A year later when I was approaching 15, I moved to Cootamundra to live with my Uncle and Auntie, who owned the “Globe Hotel” there, though that wasn’t as much fun as it might have seemed. I joined an Anglican Church Choir and met up with some other kids who wanted to form a band and wanted me to do most of the singing. One of them lent me a four string guitar so I could play along with the songs. That was my first guitar and I loved it. Typically I was always getting into trouble for practicing and not doing homework. We got our first gig playing at a church dance. We learnt seven songs and we had to do four sets (called brackets in those days) so we had to play the same seven songs every set but we changed the order each time in the vain hope of fooling everyone at the dance. It didn’t work.

By the beginning of the next year my parents had re-united and were living in Kalgoorlie in Western Australia. They sent for me and I flew from Cootamundra to Sydney, to Melbourne, to Perth and then on to Kalgoorlie. I was so excited to be back with both my parents and this was to be the start of my entering the music industry. My Dad had a band and the bass player had to leave Kalgoorlie for two weeks on personal business and my Dad asked me if I thought I could fill in on bass. Weeks of practice followed and I did the two weeks with pains in my hands and arms and blisters on my fingers. I loved every second of it. Following that, my Dad asked me if I would like to play organ with the band. Of course I said yes, so with the help of the guitarist I learned all the chords for the band’s repertoire and spent six months on the side of the stage, pretty much out of sight, playing organ for my Dad’s band.

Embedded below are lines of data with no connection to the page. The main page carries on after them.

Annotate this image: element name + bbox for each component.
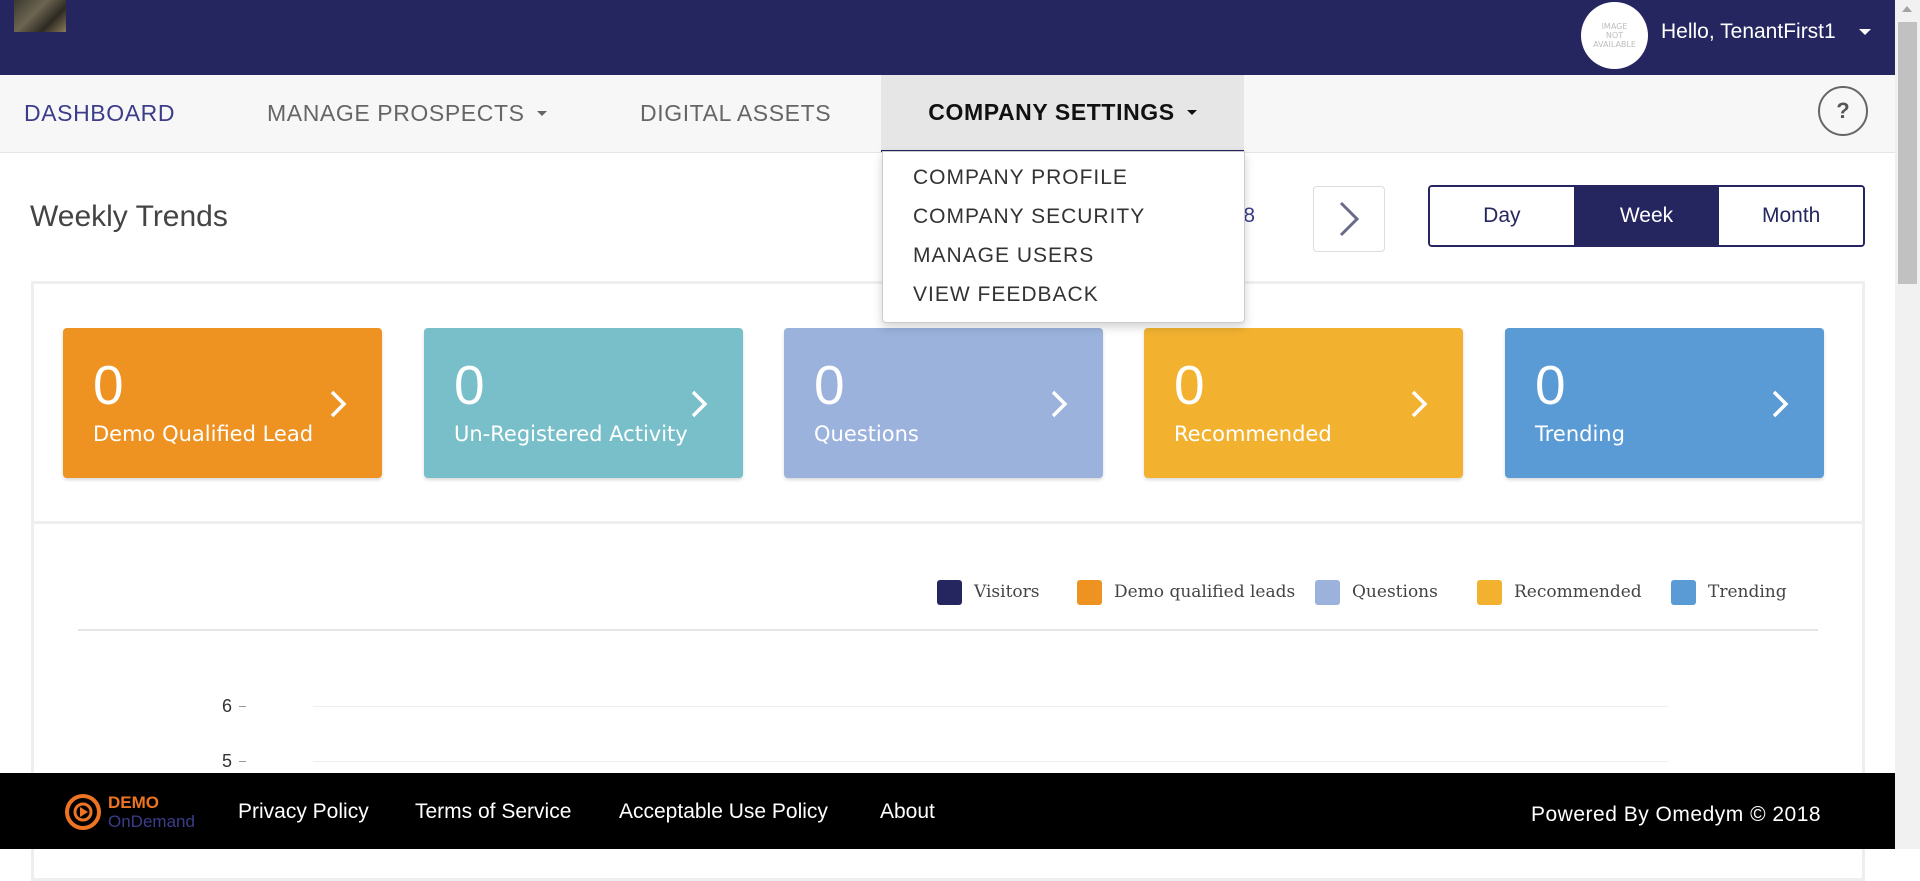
chevron-down-icon (1186, 110, 1197, 115)
chart-gridline (313, 761, 1668, 762)
footer-logo-text: DEMO OnDemand (108, 793, 195, 831)
avatar[interactable]: IMAGE NOT AVAILABLE (1581, 2, 1648, 69)
chevron-right-icon (1411, 390, 1428, 418)
user-menu-toggle[interactable]: Hello, TenantFirst1 (1661, 20, 1836, 44)
nav-manage-prospects-label: MANAGE PROSPECTS (267, 100, 525, 126)
menu-item-company-profile[interactable]: COMPANY PROFILE (913, 166, 1128, 190)
card-label: Questions (814, 422, 919, 446)
legend-swatch (937, 579, 962, 605)
period-week-button[interactable]: Week (1574, 187, 1720, 245)
page-title: Weekly Trends (30, 200, 228, 233)
legend-item-recommended[interactable]: Recommended (1477, 579, 1642, 605)
chevron-right-icon (1051, 390, 1068, 418)
main-nav: DASHBOARD MANAGE PROSPECTS DIGITAL ASSET… (0, 75, 1895, 153)
chevron-down-icon[interactable] (1859, 29, 1871, 35)
top-bar: IMAGE NOT AVAILABLE Hello, TenantFirst1 (0, 0, 1895, 75)
period-day-button[interactable]: Day (1430, 187, 1575, 245)
card-count: 0 (1535, 354, 1566, 416)
nav-dashboard-label: DASHBOARD (24, 100, 176, 126)
card-label: Trending (1535, 422, 1625, 446)
avatar-placeholder-text: IMAGE NOT AVAILABLE (1593, 22, 1636, 49)
nav-digital-assets[interactable]: DIGITAL ASSETS (640, 75, 831, 152)
legend-item-visitors[interactable]: Visitors (937, 579, 1040, 605)
footer-logo[interactable]: DEMO OnDemand (64, 793, 195, 831)
footer-link-about[interactable]: About (880, 800, 935, 824)
section-divider (34, 521, 1862, 524)
next-period-button[interactable] (1313, 186, 1385, 252)
legend-swatch (1477, 579, 1502, 605)
card-count: 0 (1174, 354, 1205, 416)
card-recommended[interactable]: 0 Recommended (1144, 328, 1463, 478)
demo-ondemand-logo-icon (65, 794, 101, 830)
card-questions[interactable]: 0 Questions (784, 328, 1103, 478)
card-label: Recommended (1174, 422, 1332, 446)
menu-item-manage-users[interactable]: MANAGE USERS (913, 244, 1094, 268)
legend-label: Demo qualified leads (1114, 582, 1296, 602)
card-count: 0 (454, 354, 485, 416)
y-axis-tick-label: 6 (222, 696, 233, 716)
menu-item-view-feedback[interactable]: VIEW FEEDBACK (913, 283, 1099, 307)
footer-link-acceptable-use[interactable]: Acceptable Use Policy (619, 800, 828, 824)
card-label: Demo Qualified Lead (93, 422, 314, 446)
legend-swatch (1315, 579, 1340, 605)
scroll-up-arrow-icon[interactable] (1902, 6, 1912, 12)
period-month-button[interactable]: Month (1719, 187, 1863, 245)
chevron-down-icon (536, 111, 547, 116)
card-count: 0 (814, 354, 845, 416)
nav-company-settings-label: COMPANY SETTINGS (928, 99, 1175, 125)
menu-item-company-security[interactable]: COMPANY SECURITY (913, 205, 1145, 229)
footer-link-privacy[interactable]: Privacy Policy (238, 800, 369, 824)
footer-logo-ondemand: OnDemand (108, 812, 195, 831)
nav-company-settings[interactable]: COMPANY SETTINGS (881, 75, 1244, 152)
card-trending[interactable]: 0 Trending (1505, 328, 1824, 478)
legend-label: Visitors (974, 582, 1040, 602)
card-count: 0 (93, 354, 124, 416)
help-icon: ? (1836, 98, 1850, 123)
legend-label: Trending (1708, 582, 1787, 602)
chevron-right-icon (330, 390, 347, 418)
legend-swatch (1077, 579, 1102, 605)
nav-manage-prospects[interactable]: MANAGE PROSPECTS (267, 75, 547, 152)
chevron-right-icon (691, 390, 708, 418)
card-unregistered-activity[interactable]: 0 Un-Registered Activity (424, 328, 743, 478)
legend-divider (78, 629, 1818, 631)
chart-gridline (313, 706, 1668, 707)
legend-label: Questions (1352, 582, 1438, 602)
period-toggle-group: Day Week Month (1428, 185, 1865, 247)
company-settings-dropdown: COMPANY PROFILE COMPANY SECURITY MANAGE … (882, 151, 1245, 323)
chevron-right-icon (1772, 390, 1789, 418)
footer-logo-demo: DEMO (108, 793, 159, 812)
legend-label: Recommended (1514, 582, 1642, 602)
legend-item-questions[interactable]: Questions (1315, 579, 1438, 605)
footer: DEMO OnDemand Privacy Policy Terms of Se… (0, 773, 1895, 849)
card-demo-qualified-lead[interactable]: 0 Demo Qualified Lead (63, 328, 382, 478)
footer-link-terms[interactable]: Terms of Service (415, 800, 571, 824)
nav-dashboard[interactable]: DASHBOARD (24, 75, 175, 152)
legend-swatch (1671, 579, 1696, 605)
nav-digital-assets-label: DIGITAL ASSETS (640, 100, 832, 126)
company-logo[interactable] (14, 0, 66, 32)
chevron-right-icon (1339, 201, 1360, 237)
scrollbar-thumb[interactable] (1898, 22, 1917, 284)
y-axis-tick (239, 706, 246, 707)
help-button[interactable]: ? (1818, 86, 1868, 136)
legend-item-demo-qualified-leads[interactable]: Demo qualified leads (1077, 579, 1295, 605)
card-label: Un-Registered Activity (454, 422, 688, 446)
y-axis-tick (239, 761, 246, 762)
y-axis-tick-label: 5 (222, 751, 233, 771)
powered-by-text: Powered By Omedym © 2018 (1531, 803, 1822, 826)
legend-item-trending[interactable]: Trending (1671, 579, 1787, 605)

We moved to Perth just before my 17th birthday and after a few months and the odd pub gig around Perth we scored a residency at an iconic Perth nightclub, “Lindy’s”. We played six nights a week from 10pm till 3am and had the cream of Perth’s musicians coming in for jams every night of the week. That was a great grounding for me to be amongst such accomplished musicians. By the time I had turned 18 I knew what it was I wanted to do in my life. There was no thought of anything else but being a musician.

After I turned 18 the band, now called “Hi-Way 1”, set off for north Western Australia. We were booked to play the Walkabout hotel circuit from Geraldton to Port Headland. For about a year we made our way north until we reached Darwin where we worked for about another year. One night a few members from the “Troubadores”, a very popular show band, were in the audience and were so impressed with “Hi-Way 1” they called their agent to tell him about us. The agent was Ivan Damon one of the most influential agents of his time. Ivan had venues all over Australia that he booked and had more than 80 bands touring the country. Our next stop was Queensland.

We played Rockhampton and Townsville for around three months each and then headed to Brisbane playing at a club in Fortitude Valley. By the time I was 20 we had played at many hotels in Brisbane and I decided that it was time for a change. I left “hi-Way 1” and worked the Brisbane clubs and hotels for a while. By my 21st birthday I was working with some great musicians, we were later to become “Witzend” and lifelong friends.

Now 40 years later I’ve worked with some of the best entertainers, musicians and singers Australia has to offer, toured Australia several times and made some wonderful friends along the way. The music industry isn’t what it was. The gigs are fewer, the money relatively lower and the night clubs have changed. Don’t get me wrong I’m still out there working, just not as much. I’ve decided recently that all the knowledge of stage that I have acquired over the years I would like to pass on to other promising entertainers and musicians. So with that in mind I’ve started up a Training and Mentoring business called Rob McGowan Stage Coach. Hopefully that will keep me going for another 40 years.